The glass-like silica trichomes of the stinging nettle
(Urtica dioica) clearly serve to defend against larger
grazing herbivores. They easily pierce skin with their
sharp tips, breaking the fragile silica structure to release
the formic acid (methanoic acid) contained within into the
wound.
Glandular trichomes may be specialised to function as osmophores (flower fragrance
glands) as in the orchid Cyclopogonelatus elatus.
Stigmatic trichomes
Glandular trichomes may also secrete stigmatic fluid. Stigmas come in tow principle
varieties: wet stigmas are covered in sticky secretion to trap pollen, whereas dry
stigmas only secrete fluid when pollen makes contact with the stigma surface. This is
thought to involve some molecular recognition triggering the sudden opening of
aquaporins (protein channels which form microscopic water channels in cell
membranes). This fluid may aid pollen adhesion, but also has a role in hydrating and
possibly nourishing early growth of the germinating pollen tube. (In some flowers it is
known that initial pollen tube growth can take place using the stored reserves of the
pollen grain, but eventually additional fluid is required. For example, Darwin
commented on pollen tube growth initiating on pollen grains left behind in flowers of
Orchis anthropophora (Man Orchid) without contacting the stigma). Under the light
microscope, the stigma of bluebell (Hyacinthoids non-scripta) for example, is covered
in beautiful flask-like trichomes or stalked papillae, with a translucent glass-like
appearance and which release water immediately on contact with pollen.
Updated:
31 May 2015
9 June 2015
30 May 2016
Above: stigmatic trichomes in Geranium robertianum (Herb Robert)

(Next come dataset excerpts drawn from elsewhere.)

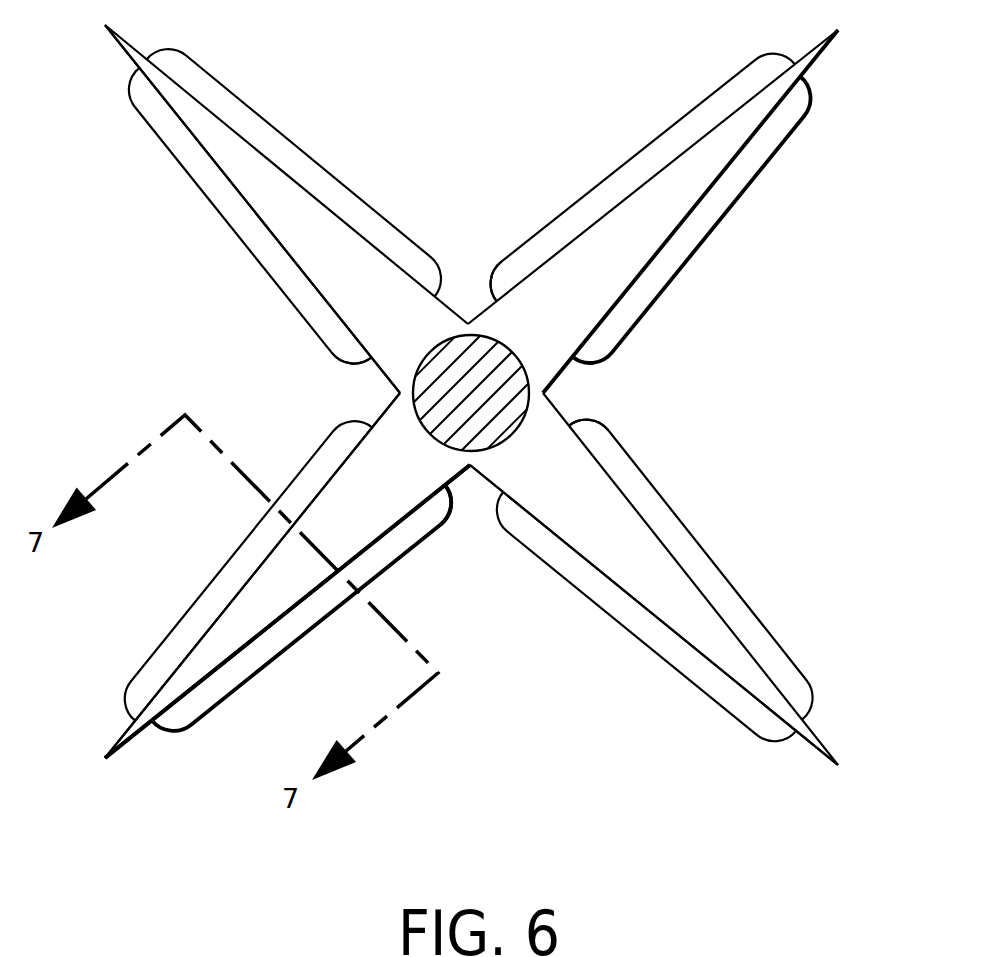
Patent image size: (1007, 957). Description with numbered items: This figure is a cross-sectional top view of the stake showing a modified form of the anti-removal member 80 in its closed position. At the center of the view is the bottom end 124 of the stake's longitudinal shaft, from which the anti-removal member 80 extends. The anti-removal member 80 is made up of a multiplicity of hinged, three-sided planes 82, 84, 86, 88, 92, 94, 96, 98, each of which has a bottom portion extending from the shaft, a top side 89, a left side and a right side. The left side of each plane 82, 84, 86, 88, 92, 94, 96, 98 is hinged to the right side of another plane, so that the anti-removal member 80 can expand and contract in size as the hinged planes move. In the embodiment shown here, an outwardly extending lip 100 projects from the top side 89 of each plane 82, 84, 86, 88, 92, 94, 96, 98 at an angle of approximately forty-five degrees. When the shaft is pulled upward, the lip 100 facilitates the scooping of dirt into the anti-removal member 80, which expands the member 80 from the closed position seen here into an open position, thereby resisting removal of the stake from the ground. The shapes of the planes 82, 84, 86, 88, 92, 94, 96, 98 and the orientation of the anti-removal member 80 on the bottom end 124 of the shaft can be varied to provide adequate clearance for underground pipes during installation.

The anti-removal member 80 is at (827, 376).
The hinged three-sided plane 82 is at (677, 635).
The hinged three-sided plane 84 is at (262, 632).
The hinged three-sided plane 86 is at (213, 622).
The hinged three-sided plane 88 is at (305, 274).
The top side 89 is at (497, 303).
The hinged three-sided plane 92 is at (250, 143).
The hinged three-sided plane 94 is at (693, 143).
The hinged three-sided plane 96 is at (640, 278).
The hinged three-sided plane 98 is at (727, 625).
The outwardly extending lip 100 is at (243, 552).
The bottom end 124 is at (468, 350).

Above: trichomes on the sepal-tube (calyx) of Herb Robert (Geranium robertianum).
There are at least three types of trichome reported on this plant. The very long
trichomes here consist of a basal cell, 5 long stalk cells and an elongated terminal cell
which accumulates anthocyanins (visible as a minute red sphere at the end of each
hair). These glands secrete flavonoids (function unknown in this instance).
Above: the stem, and below the leaf, of Herb Robert showing two types of trichome. At
least some of these hairs are clearly glandular (observe the terminal cells full of
coloured liquid) and secrete terpenoids and phenols (function unknown).
Example: Geranium robertianum (Herb Robert)
Above: the leaf, stem and ovary of Geranium robertianum and their trichomes.